Dünyanın yedi harikasından birisi, Halikarnassos’da! Yani ‘Bodrum’. ‘Maussolos’un mezar anıtı! Yazık ki günümüze ulaşamamış; sadece yeri belli. O bile, ‘Bodrum’ bölgesi için önemli tabi. Döneminin bu muhteşem yapısı, nereden esinlenerek yapıldı acaba?
İnşa için esinlenilen yapının en azından bir bölümü ayakta; ‘Mausoleum’un izi bile yokken!
Dünyanın yedi harikasından biri olan ‘Mausoleum’, İ.Ö. 4.Y.Y.’a tarihli ‘Hekatomnos’ anıt mezarının bir kopyası sanki!

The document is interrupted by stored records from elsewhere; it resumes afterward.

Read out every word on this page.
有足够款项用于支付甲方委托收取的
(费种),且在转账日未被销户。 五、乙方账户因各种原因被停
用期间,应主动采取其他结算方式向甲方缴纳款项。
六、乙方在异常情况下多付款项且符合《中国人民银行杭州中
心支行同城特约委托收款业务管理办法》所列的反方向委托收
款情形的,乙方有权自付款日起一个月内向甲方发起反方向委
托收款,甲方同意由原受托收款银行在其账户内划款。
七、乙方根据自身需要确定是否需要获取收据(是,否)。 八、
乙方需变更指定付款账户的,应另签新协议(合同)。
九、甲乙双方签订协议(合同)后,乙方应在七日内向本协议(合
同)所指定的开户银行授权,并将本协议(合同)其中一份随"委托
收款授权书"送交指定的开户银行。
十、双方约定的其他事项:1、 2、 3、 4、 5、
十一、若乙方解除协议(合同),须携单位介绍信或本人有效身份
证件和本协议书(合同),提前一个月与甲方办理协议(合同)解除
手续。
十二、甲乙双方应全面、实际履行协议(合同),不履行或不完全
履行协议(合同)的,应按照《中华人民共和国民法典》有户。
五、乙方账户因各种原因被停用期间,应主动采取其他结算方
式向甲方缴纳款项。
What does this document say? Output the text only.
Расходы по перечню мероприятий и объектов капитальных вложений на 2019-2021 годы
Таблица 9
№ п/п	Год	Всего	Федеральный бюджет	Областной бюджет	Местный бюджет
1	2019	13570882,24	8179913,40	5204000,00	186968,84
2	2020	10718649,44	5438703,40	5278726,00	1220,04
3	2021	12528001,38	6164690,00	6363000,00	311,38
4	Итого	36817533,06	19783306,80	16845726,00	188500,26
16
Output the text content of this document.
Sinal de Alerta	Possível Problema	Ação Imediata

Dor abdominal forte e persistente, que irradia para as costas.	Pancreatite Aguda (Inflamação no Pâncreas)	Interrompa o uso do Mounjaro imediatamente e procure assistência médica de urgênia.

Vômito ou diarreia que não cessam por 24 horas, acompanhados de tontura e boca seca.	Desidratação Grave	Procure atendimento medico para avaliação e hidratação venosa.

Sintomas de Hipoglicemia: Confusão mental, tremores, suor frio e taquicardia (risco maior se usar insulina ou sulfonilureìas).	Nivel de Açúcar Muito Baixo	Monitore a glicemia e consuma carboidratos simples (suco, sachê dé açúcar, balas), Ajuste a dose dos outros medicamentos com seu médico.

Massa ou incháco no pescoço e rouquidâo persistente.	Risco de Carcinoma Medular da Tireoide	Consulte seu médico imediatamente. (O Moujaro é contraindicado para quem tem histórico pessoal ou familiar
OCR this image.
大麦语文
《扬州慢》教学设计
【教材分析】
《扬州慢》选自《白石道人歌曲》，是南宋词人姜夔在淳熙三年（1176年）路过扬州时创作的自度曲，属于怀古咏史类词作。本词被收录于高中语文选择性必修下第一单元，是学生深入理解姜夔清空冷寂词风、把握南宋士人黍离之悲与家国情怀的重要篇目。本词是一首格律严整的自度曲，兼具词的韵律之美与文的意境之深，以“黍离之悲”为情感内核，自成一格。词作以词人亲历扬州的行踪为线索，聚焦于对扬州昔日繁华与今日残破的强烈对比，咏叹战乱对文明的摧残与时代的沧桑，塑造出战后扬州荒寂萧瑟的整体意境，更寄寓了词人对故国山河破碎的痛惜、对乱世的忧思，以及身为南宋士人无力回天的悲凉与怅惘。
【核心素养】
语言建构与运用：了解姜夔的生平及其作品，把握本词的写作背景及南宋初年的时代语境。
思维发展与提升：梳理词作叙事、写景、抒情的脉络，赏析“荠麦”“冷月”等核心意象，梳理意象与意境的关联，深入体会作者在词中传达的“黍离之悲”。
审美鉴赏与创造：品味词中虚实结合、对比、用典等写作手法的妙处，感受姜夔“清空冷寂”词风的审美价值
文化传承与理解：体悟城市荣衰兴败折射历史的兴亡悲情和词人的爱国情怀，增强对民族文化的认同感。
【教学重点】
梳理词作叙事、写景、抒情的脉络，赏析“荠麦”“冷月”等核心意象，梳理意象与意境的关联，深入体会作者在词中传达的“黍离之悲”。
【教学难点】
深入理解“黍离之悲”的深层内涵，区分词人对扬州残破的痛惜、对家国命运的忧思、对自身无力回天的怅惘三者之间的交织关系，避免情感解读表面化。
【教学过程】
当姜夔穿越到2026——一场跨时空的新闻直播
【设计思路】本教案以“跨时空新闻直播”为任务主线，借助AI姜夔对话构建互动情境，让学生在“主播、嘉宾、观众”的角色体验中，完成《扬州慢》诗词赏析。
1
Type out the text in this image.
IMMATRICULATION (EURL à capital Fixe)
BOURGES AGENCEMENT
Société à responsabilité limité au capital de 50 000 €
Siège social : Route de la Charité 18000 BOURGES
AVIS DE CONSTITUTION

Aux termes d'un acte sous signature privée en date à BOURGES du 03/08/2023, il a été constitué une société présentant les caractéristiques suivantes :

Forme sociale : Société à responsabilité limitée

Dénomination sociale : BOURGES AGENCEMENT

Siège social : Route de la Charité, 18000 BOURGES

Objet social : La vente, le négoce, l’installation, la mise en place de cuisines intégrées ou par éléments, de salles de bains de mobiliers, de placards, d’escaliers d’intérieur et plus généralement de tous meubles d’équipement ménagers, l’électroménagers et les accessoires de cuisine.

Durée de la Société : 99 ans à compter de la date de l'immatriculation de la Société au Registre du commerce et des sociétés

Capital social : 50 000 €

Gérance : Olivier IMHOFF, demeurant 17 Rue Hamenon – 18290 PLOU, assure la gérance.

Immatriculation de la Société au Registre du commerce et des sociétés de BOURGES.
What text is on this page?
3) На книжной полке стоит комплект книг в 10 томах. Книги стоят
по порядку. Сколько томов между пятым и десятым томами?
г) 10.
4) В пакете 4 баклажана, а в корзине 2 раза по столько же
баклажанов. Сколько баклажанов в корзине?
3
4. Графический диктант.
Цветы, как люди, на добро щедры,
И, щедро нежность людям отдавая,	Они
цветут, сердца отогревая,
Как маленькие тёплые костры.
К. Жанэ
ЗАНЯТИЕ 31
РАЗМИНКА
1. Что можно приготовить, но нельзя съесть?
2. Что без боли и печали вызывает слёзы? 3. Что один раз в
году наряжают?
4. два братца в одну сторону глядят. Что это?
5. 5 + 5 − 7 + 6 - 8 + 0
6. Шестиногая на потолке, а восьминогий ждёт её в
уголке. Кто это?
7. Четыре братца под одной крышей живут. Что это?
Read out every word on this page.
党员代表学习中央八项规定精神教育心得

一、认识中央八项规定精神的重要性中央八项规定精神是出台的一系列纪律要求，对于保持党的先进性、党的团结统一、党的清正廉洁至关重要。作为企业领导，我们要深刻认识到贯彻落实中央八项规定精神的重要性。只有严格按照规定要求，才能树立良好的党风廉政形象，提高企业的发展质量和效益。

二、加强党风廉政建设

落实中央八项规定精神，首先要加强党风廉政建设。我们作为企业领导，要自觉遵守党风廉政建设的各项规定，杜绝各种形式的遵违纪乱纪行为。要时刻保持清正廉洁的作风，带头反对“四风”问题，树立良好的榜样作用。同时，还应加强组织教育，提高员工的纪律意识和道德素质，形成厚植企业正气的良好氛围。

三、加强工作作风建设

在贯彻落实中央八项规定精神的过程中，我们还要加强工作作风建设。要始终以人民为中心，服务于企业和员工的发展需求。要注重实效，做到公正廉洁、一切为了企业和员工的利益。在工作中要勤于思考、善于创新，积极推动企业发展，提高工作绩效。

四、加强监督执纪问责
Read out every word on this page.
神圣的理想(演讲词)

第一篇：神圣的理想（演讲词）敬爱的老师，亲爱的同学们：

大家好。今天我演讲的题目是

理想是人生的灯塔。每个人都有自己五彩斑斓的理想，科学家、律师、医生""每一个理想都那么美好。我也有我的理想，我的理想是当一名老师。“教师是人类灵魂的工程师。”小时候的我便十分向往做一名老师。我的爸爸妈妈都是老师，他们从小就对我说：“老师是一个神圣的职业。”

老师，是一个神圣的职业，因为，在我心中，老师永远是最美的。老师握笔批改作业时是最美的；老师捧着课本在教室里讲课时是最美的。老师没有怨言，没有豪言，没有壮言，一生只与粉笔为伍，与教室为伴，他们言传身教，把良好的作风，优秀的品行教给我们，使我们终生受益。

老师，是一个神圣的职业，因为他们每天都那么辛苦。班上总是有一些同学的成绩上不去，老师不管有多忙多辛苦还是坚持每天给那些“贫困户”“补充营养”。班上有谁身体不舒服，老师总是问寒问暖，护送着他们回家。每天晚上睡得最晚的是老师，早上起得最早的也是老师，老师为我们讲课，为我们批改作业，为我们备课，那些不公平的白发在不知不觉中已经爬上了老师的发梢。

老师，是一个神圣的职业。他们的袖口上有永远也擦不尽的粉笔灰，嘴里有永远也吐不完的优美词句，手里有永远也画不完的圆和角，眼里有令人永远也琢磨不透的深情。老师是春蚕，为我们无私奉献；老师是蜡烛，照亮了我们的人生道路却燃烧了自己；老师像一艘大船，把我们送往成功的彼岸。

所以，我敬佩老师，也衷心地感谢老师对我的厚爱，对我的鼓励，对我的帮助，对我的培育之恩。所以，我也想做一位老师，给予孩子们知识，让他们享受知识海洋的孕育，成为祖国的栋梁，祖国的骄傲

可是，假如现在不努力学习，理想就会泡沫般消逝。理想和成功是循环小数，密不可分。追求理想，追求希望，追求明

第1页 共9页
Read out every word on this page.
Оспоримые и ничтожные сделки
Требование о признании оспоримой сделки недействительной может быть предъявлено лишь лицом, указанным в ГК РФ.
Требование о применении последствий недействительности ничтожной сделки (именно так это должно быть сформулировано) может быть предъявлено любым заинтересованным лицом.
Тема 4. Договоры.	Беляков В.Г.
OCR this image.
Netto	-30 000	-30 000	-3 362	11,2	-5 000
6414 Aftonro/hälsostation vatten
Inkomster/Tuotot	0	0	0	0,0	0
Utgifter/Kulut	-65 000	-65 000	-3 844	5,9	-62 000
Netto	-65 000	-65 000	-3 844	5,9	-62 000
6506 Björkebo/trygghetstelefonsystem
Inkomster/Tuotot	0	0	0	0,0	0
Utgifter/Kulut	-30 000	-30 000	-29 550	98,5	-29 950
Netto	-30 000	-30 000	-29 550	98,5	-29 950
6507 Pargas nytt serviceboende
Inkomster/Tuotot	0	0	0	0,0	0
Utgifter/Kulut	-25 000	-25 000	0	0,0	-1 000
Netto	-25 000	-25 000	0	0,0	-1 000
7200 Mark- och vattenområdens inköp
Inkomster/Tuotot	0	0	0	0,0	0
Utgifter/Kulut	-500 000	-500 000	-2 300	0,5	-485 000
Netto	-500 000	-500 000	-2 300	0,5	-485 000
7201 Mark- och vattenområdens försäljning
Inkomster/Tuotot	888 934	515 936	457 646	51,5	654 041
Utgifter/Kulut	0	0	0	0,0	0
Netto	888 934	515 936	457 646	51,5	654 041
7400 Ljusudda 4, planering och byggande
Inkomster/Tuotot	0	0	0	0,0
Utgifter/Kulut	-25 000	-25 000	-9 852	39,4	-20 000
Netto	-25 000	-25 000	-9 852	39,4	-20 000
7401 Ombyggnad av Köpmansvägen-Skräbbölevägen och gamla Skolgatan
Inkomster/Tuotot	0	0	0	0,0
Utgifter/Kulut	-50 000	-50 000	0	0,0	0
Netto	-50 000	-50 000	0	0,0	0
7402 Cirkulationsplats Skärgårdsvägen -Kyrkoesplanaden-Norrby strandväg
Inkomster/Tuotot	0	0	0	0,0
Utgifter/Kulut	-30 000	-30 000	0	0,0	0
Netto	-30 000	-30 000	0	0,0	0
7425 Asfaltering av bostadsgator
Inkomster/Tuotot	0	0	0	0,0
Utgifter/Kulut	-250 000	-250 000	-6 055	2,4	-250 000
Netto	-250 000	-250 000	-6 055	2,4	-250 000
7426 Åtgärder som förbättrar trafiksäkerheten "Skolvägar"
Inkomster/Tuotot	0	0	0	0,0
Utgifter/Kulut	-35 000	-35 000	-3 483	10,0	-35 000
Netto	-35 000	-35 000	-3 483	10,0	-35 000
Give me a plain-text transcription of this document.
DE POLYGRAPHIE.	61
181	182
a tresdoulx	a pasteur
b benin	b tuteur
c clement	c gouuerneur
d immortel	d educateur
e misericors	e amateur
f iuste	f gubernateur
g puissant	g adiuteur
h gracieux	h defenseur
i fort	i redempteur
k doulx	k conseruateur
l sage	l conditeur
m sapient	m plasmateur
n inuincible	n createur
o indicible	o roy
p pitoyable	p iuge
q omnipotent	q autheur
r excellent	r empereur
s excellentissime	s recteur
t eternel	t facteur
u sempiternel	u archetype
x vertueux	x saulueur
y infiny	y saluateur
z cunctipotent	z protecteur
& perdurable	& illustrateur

Ebatları dahi neredeyse aynı!
‘Örnek alınanın’ kısmen de olsa ayakta; yedi harikadan birinin sadece yerinin belli olması, son derece trajik!
E; o zaman insan düşünüyor, acaba ‘Hekatomnos’ anıt mezarı bitirilebilseydi, o da yedi harikadan biri mi olacaktı? Zor soru; belki de öncüsü olacaktı?
Anıt mezarın bugün ayakta olan bölümü ‘Milas Müzesi’ arazisinde!
Müze elbette çok değerli eserleri barındırıyor ama bu özelliği ile diğer müzelerden ayrılıyor. Tarihe damga vuracak kadar önem taşıyan, yedi harikadan birine örnek teşkil etmiş anıtmezarın içinde olduğu bir başka müze yok bu topraklarda; hatta dış dünyada da!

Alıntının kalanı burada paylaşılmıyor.